Distúrbios neurológicos

  • Doença de Parkinson: cerca de 40% dos pacientes com doença de Parkinson relatam fadiga entre os seus principais sintomas, permanecendo mesmo depois de ajustada à presença de depressão, demência e perturbações do sono.[70][71][72]

  • AVC: investigações demonstraram que dois terços dos pacientes relataram fadiga após sofrer um AVC e 40% consideraram a fadiga uma das piores sequelas, com duração de pelo menos 3 anos em alguns pacientes. Um estudo piloto sugere que a fadiga está correlacionada com a localização das lesões cerebrais, com uma frequência maior em lesões do tronco encefálico.[73] Uma metanálise de 24 estudos (n=2102) mostrou que os fatores associados à fadiga pós-AVC incluem sexo feminino, sintomas de depressão, tempo maior desde o AVC e maior incapacidade.[74]

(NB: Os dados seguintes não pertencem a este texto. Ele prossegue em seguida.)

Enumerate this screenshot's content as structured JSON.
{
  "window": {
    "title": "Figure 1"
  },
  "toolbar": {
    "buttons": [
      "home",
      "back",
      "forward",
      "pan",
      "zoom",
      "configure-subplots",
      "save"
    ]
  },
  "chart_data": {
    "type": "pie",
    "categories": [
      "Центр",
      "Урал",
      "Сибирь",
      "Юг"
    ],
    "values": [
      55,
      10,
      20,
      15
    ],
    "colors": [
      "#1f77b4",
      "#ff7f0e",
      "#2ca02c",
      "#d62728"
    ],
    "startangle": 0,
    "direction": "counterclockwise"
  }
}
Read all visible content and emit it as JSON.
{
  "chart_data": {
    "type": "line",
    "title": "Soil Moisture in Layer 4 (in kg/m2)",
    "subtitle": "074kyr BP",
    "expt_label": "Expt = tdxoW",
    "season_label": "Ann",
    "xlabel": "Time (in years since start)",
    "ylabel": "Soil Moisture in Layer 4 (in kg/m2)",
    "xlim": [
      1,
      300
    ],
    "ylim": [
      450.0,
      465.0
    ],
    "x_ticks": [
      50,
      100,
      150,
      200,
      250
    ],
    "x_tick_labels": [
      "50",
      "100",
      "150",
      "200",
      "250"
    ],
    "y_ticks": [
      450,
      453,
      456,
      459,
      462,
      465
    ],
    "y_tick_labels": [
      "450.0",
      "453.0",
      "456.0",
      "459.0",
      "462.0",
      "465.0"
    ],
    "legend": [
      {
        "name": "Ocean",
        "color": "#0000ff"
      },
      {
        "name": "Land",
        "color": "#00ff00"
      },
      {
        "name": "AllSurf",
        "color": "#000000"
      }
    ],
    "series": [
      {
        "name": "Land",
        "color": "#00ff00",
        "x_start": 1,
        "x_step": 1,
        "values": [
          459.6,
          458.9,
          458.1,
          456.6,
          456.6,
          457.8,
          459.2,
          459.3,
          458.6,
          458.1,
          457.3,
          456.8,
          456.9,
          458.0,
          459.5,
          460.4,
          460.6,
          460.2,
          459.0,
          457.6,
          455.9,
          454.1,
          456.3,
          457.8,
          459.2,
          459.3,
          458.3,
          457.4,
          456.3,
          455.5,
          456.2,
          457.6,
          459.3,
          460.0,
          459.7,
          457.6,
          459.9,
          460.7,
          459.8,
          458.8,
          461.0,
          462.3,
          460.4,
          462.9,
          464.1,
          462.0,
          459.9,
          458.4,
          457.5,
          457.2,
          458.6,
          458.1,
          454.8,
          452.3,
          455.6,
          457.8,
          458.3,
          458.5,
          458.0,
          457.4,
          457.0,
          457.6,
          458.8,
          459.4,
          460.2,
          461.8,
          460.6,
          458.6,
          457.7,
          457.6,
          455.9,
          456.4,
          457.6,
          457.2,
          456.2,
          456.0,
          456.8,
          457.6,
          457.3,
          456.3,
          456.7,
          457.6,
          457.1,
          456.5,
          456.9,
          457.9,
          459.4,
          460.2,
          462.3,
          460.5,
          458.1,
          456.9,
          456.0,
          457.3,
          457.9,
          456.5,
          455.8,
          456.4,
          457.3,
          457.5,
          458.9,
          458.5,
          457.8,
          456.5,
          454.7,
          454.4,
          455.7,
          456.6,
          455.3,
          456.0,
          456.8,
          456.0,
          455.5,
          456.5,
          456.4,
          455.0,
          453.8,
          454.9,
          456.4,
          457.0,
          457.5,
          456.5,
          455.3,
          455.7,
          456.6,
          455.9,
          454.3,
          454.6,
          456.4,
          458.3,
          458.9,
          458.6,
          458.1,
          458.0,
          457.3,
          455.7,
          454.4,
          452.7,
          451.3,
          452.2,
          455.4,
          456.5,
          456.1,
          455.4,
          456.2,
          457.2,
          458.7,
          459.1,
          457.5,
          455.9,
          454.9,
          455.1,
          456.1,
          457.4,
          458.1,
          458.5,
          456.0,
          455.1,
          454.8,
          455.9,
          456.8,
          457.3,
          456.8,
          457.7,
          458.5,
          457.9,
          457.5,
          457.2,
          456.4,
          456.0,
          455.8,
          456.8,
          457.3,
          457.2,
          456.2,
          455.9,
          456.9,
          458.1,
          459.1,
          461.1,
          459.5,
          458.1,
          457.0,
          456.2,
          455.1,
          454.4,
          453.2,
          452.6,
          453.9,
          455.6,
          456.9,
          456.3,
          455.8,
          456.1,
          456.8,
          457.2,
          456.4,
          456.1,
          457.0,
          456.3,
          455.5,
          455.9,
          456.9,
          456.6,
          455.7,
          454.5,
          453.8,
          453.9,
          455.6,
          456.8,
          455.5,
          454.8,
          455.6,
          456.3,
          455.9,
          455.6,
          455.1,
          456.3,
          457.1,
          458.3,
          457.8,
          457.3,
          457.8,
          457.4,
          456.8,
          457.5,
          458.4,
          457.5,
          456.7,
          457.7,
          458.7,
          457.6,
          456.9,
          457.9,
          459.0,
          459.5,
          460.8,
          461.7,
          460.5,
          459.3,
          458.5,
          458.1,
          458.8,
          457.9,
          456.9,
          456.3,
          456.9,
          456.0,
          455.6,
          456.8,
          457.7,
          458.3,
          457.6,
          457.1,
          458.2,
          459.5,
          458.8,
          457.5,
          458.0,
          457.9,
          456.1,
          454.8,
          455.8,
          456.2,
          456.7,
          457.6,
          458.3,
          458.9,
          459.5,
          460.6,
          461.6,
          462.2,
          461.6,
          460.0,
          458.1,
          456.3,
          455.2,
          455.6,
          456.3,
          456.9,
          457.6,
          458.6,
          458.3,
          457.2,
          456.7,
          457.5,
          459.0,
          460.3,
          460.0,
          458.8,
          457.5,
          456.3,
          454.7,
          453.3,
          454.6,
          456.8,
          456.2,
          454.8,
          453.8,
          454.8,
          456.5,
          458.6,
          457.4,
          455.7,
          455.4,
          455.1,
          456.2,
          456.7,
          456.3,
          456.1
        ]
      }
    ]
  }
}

  • Esclerose múltipla: a fadiga foi considerada o sintoma mais incapacitante em pacientes que sofrem de esclerose múltipla. Um estudo demonstrou uma correlação entre a presença e a gravidade da fadiga e a localização de lesões no cérebro. A gravidade da fadiga foi significativamente maior em pacientes com lesões do lobo parietal, da cápsula interna ou do trígono ventricular.[70][75][76][77]

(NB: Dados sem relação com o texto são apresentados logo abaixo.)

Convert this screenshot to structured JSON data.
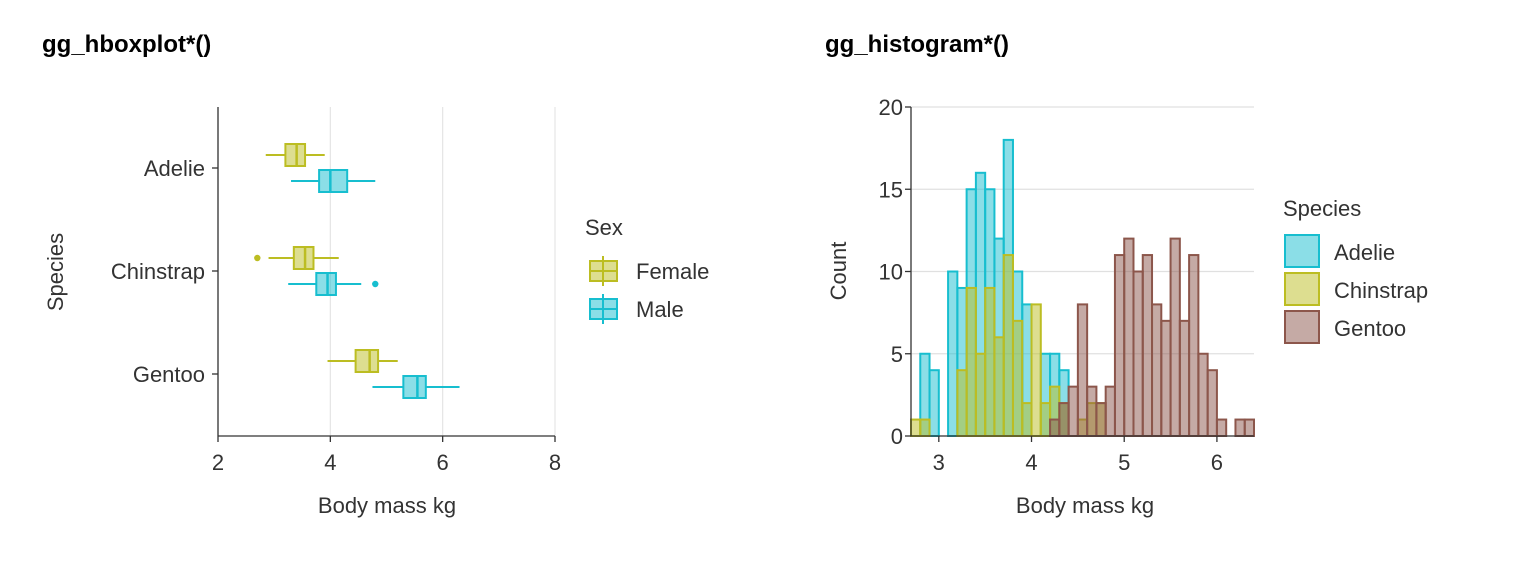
{
  "chart_data": [
    {
      "type": "boxplot",
      "title": "gg_hboxplot*()",
      "orientation": "horizontal",
      "xlabel": "Body mass kg",
      "ylabel": "Species",
      "xlim": [
        2,
        8
      ],
      "xticks": [
        "2",
        "4",
        "6",
        "8"
      ],
      "categories": [
        "Adelie",
        "Chinstrap",
        "Gentoo"
      ],
      "legend": {
        "title": "Sex",
        "placement": "right",
        "entries": [
          "Female",
          "Male"
        ]
      },
      "series": [
        {
          "name": "Female",
          "color": "#bcbd22",
          "boxes": [
            {
              "category": "Adelie",
              "min": 2.85,
              "q1": 3.2,
              "median": 3.4,
              "q3": 3.55,
              "max": 3.9,
              "outliers": []
            },
            {
              "category": "Chinstrap",
              "min": 2.9,
              "q1": 3.35,
              "median": 3.55,
              "q3": 3.7,
              "max": 4.15,
              "outliers": [
                2.7
              ]
            },
            {
              "category": "Gentoo",
              "min": 3.95,
              "q1": 4.45,
              "median": 4.7,
              "q3": 4.85,
              "max": 5.2,
              "outliers": []
            }
          ]
        },
        {
          "name": "Male",
          "color": "#17becf",
          "boxes": [
            {
              "category": "Adelie",
              "min": 3.3,
              "q1": 3.8,
              "median": 4.0,
              "q3": 4.3,
              "max": 4.8,
              "outliers": []
            },
            {
              "category": "Chinstrap",
              "min": 3.25,
              "q1": 3.75,
              "median": 3.95,
              "q3": 4.1,
              "max": 4.55,
              "outliers": [
                4.8
              ]
            },
            {
              "category": "Gentoo",
              "min": 4.75,
              "q1": 5.3,
              "median": 5.55,
              "q3": 5.7,
              "max": 6.3,
              "outliers": []
            }
          ]
        }
      ]
    },
    {
      "type": "histogram",
      "title": "gg_histogram*()",
      "xlabel": "Body mass kg",
      "ylabel": "Count",
      "xlim": [
        2.7,
        6.4
      ],
      "ylim": [
        0,
        20
      ],
      "xticks": [
        "3",
        "4",
        "5",
        "6"
      ],
      "yticks": [
        "0",
        "5",
        "10",
        "15",
        "20"
      ],
      "bin_start": 2.7,
      "bin_width": 0.1,
      "legend": {
        "title": "Species",
        "placement": "right",
        "entries": [
          "Adelie",
          "Chinstrap",
          "Gentoo"
        ]
      },
      "series": [
        {
          "name": "Adelie",
          "color": "#17becf",
          "counts": [
            0,
            5,
            4,
            0,
            10,
            9,
            15,
            16,
            15,
            12,
            18,
            10,
            8,
            0,
            5,
            5,
            4
          ]
        },
        {
          "name": "Chinstrap",
          "color": "#bcbd22",
          "counts": [
            1,
            1,
            0,
            0,
            0,
            4,
            9,
            5,
            9,
            6,
            11,
            7,
            2,
            8,
            2,
            3,
            2,
            0,
            1,
            2,
            2
          ]
        },
        {
          "name": "Gentoo",
          "color": "#8c564b",
          "counts": [
            0,
            0,
            0,
            0,
            0,
            0,
            0,
            0,
            0,
            0,
            0,
            0,
            0,
            0,
            0,
            1,
            2,
            3,
            8,
            3,
            2,
            3,
            11,
            12,
            10,
            11,
            8,
            7,
            12,
            7,
            11,
            5,
            4,
            1,
            0,
            1,
            1
          ]
        }
      ]
    }
  ]
}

  • A fadiga também é considerada uma característica comum e muitas vezes debilitante da esclerose lateral amiotrófica, miastenia gravis, distonia, e miopatia.[70] No entanto, essas condições geralmente apresentam sintomas mais específicos que a fadiga.

Doenças reumáticas

  • Metade dos pacientes com lúpus eritematoso sistêmico relatam a fadiga como seu sintoma mais incapacitante.[78] Variáveis ​​psicossociais parecem estar fortemente relacionadas à fadiga nesses pacientes.[79]

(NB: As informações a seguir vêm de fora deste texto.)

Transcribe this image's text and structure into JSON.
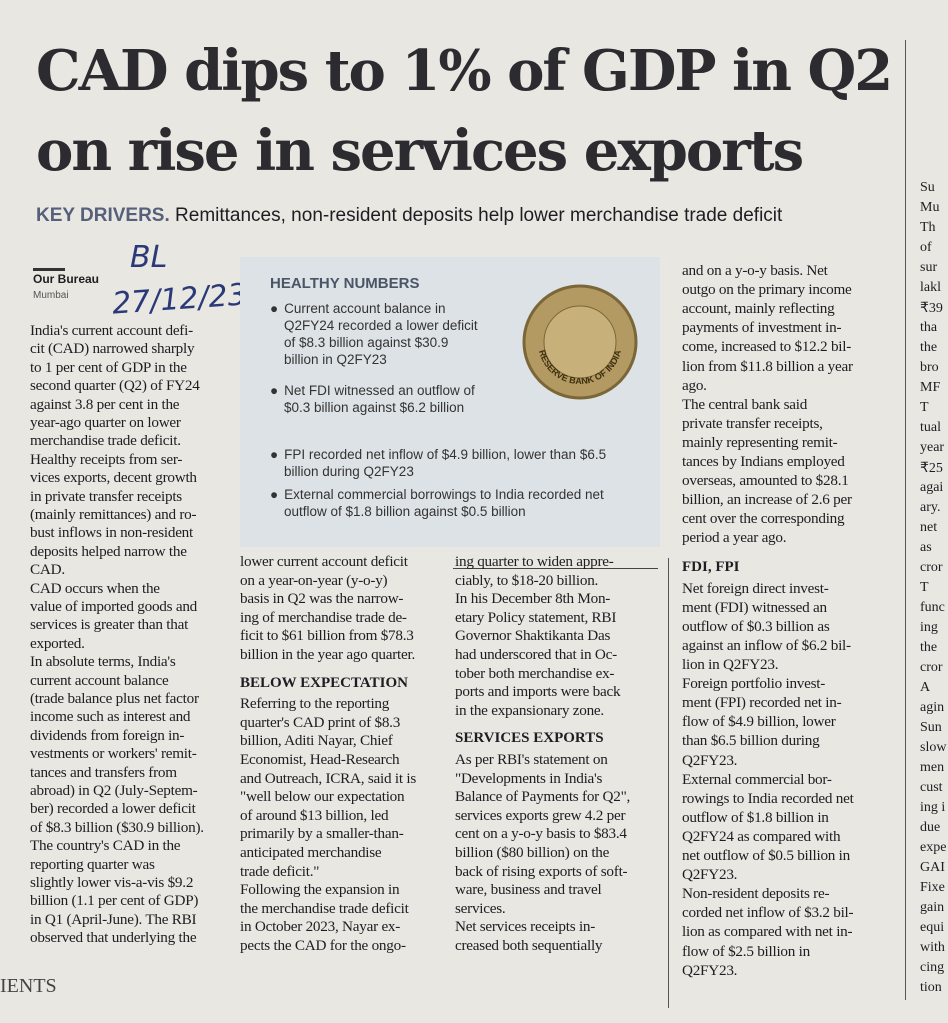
{
  "header": {
    "headline": [
      "CAD dips to 1% of GDP in Q2",
      "on rise in services exports"
    ],
    "kicker": "KEY DRIVERS.",
    "deck": "Remittances, non-resident deposits help lower merchandise trade deficit",
    "byline": "Our Bureau",
    "dateline": "Mumbai",
    "handwriting": [
      "BL",
      "27/12/23"
    ]
  },
  "box": {
    "title": "HEALTHY NUMBERS",
    "bullets": [
      "Current account balance in Q2FY24 recorded a lower deficit of $8.3 billion against $30.9 billion in Q2FY23",
      "Net FDI witnessed an outflow of $0.3 billion against $6.2 billion",
      "FPI recorded net inflow of $4.9 billion, lower than $6.5 billion during Q2FY23",
      "External commercial borrowings to India recorded net outflow of $1.8 billion against $0.5 billion"
    ],
    "seal": "RESERVE BANK OF INDIA"
  },
  "columns": [
    {
      "lines": [
        "India's current account defi-",
        "cit (CAD) narrowed sharply",
        "to 1 per cent of GDP in the",
        "second quarter (Q2) of FY24",
        "against 3.8 per cent in the",
        "year-ago quarter on lower",
        "merchandise trade deficit.",
        "Healthy receipts from ser-",
        "vices exports, decent growth",
        "in private transfer receipts",
        "(mainly remittances) and ro-",
        "bust inflows in non-resident",
        "deposits helped narrow the",
        "CAD.",
        "CAD occurs when the",
        "value of imported goods and",
        "services is greater than that",
        "exported.",
        "In absolute terms, India's",
        "current account balance",
        "(trade balance plus net factor",
        "income such as interest and",
        "dividends from foreign in-",
        "vestments or workers' remit-",
        "tances and transfers from",
        "abroad) in Q2 (July-Septem-",
        "ber) recorded a lower deficit",
        "of $8.3 billion ($30.9 billion).",
        "The country's CAD in the",
        "reporting quarter was",
        "slightly lower vis-a-vis $9.2",
        "billion (1.1 per cent of GDP)",
        "in Q1 (April-June). The RBI",
        "observed that underlying the"
      ]
    },
    {
      "lines": [
        "lower current account deficit",
        "on a year-on-year (y-o-y)",
        "basis in Q2 was the narrow-",
        "ing of merchandise trade de-",
        "ficit to $61 billion from $78.3",
        "billion in the year ago quarter.",
        {
          "heading": "BELOW EXPECTATION"
        },
        "Referring to the reporting",
        "quarter's CAD print of $8.3",
        "billion, Aditi Nayar, Chief",
        "Economist, Head-Research",
        "and Outreach, ICRA, said it is",
        "\"well below our expectation",
        "of around $13 billion, led",
        "primarily by a smaller-than-",
        "anticipated merchandise",
        "trade deficit.\"",
        "Following the expansion in",
        "the merchandise trade deficit",
        "in October 2023, Nayar ex-",
        "pects the CAD for the ongo-"
      ]
    },
    {
      "lines": [
        "ing quarter to widen appre-",
        "ciably, to $18-20 billion.",
        "In his December 8th Mon-",
        "etary Policy statement, RBI",
        "Governor Shaktikanta Das",
        "had underscored that in Oc-",
        "tober both merchandise ex-",
        "ports and imports were back",
        "in the expansionary zone.",
        {
          "heading": "SERVICES EXPORTS"
        },
        "As per RBI's statement on",
        "\"Developments in India's",
        "Balance of Payments for Q2\",",
        "services exports grew 4.2 per",
        "cent on a y-o-y basis to $83.4",
        "billion ($80 billion) on the",
        "back of rising exports of soft-",
        "ware, business and travel",
        "services.",
        "Net services receipts in-",
        "creased both sequentially"
      ]
    },
    {
      "lines": [
        "and on a y-o-y basis. Net",
        "outgo on the primary income",
        "account, mainly reflecting",
        "payments of investment in-",
        "come, increased to $12.2 bil-",
        "lion from $11.8 billion a year",
        "ago.",
        "The central bank said",
        "private transfer receipts,",
        "mainly representing remit-",
        "tances by Indians employed",
        "overseas, amounted to $28.1",
        "billion, an increase of 2.6 per",
        "cent over the corresponding",
        "period a year ago.",
        {
          "heading": "FDI, FPI"
        },
        "Net foreign direct invest-",
        "ment (FDI) witnessed an",
        "outflow of $0.3 billion as",
        "against an inflow of $6.2 bil-",
        "lion in Q2FY23.",
        "Foreign portfolio invest-",
        "ment (FPI) recorded net in-",
        "flow of $4.9 billion, lower",
        "than $6.5 billion during",
        "Q2FY23.",
        "External commercial bor-",
        "rowings to India recorded net",
        "outflow of $1.8 billion in",
        "Q2FY24 as compared with",
        "net outflow of $0.5 billion in",
        "Q2FY23.",
        "Non-resident deposits re-",
        "corded net inflow of $3.2 bil-",
        "lion as compared with net in-",
        "flow of $2.5 billion in",
        "Q2FY23."
      ]
    }
  ],
  "next_column": [
    "Su",
    "Mu",
    "Th",
    "of",
    "sur",
    "lakl",
    "₹39",
    "tha",
    "the",
    "bro",
    "MF",
    "T",
    "tual",
    "year",
    "₹25",
    "agai",
    "ary.",
    "net",
    "as",
    "cror",
    "T",
    "func",
    "ing",
    "the",
    "cror",
    "A",
    "agin",
    "Sun",
    "slow",
    "men",
    "cust",
    "ing i",
    "due",
    "expe",
    "GAI",
    "Fixe",
    "gain",
    "equi",
    "with",
    "cing",
    "tion"
  ],
  "footer_fragment": "IENTS"
}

  • Outras etiologias reumatológicas incluem fibromialgia e artrite reumatoide (embora a artrite reumatoide geralmente não apresente fadiga).[80]

Câncer

  • A fadiga é o sintoma não aliviável mais comum do câncer.[81][82] Um diagnóstico específico tem sido proposto para a fadiga relacionada ao câncer, a qual é definida como a diminuição da energia e da capacidade mental, bem como o aumento da necessidade de repouso, que é desproporcional a qualquer alteração recente no nível de atividade e é evidente em quase todos os dias, durante um período de 2 semanas, no mês anterior.[83] As causas da fadiga relacionada ao câncer são múltiplas e incluem caquexia, perda de peso, anemia, aumento de citocinas e fatores psicológicos, especialmente a depressão.[84]

Causas idiopáticas

  • A síndrome da fadiga crônica (também conhecida como encefalomielite miálgica [ME]) foi definida pelos critérios de 1994 dos Centros de Controle de Doenças dos EUA (os critérios de "Fukuda") como fadiga clinicamente avaliada, inexplicada, persistente e recidivante com duração de, pelo menos, 6 meses, acrescida de 4 ou mais sintomas associados e especificamente definidos, entre os quais estão incluídos comprometimento da memória, mialgia, artralgia, cefaleias, sono não reparador e mal-estar pós-esforço (com duração de >24 horas).[18] Mais recentemente, o Institute of Medicine dos EUA propôs o termo "doença sistêmica de intolerância ao esforço" (DSIE) como uma alternativa para a síndrome da fadiga crônica.[23] A DSIE é classificada como fadiga profunda de início recente ou definido que reduz ou afeta a capacidade de participar de atividades pré-enfermidade; dura >6 meses; não é resultado de esforço físico excessivo contínuo; não é aliviada com repouso; é acompanhada de mal-estar pós-esforço e sono não reparador; e ocorre com comprometimento cognitivo ou intolerância ortostática.[23]​ O National Institutes of Health and Care Excellence do Reino Unido afirma que não existem exames diagnósticos ou definição universalmente aceita para a EM/SFC.[85]

  • A etiologia da síndrome da fadiga crônica (encefalomielite miálgica) permanece desconhecida. Causas neuroendócrinas, neuroinflamatórias, genéticas, imunológicas, psicológicas, metabólicas e infecciosas foram investigadas como fatores desencadeantes iniciais.[86][87][88]​ Nenhuma infecção crônica ativa viral, por príon ou outra infecção foi encontrada na grande maioria dos pacientes com EM/SFC.[89]

  • A fadiga crônica idiopática é definida como fadiga crônica inexplicada clinicamente avaliada sem causa clínica óbvia que não atende aos critérios para a síndrome da fadiga crônica.[18]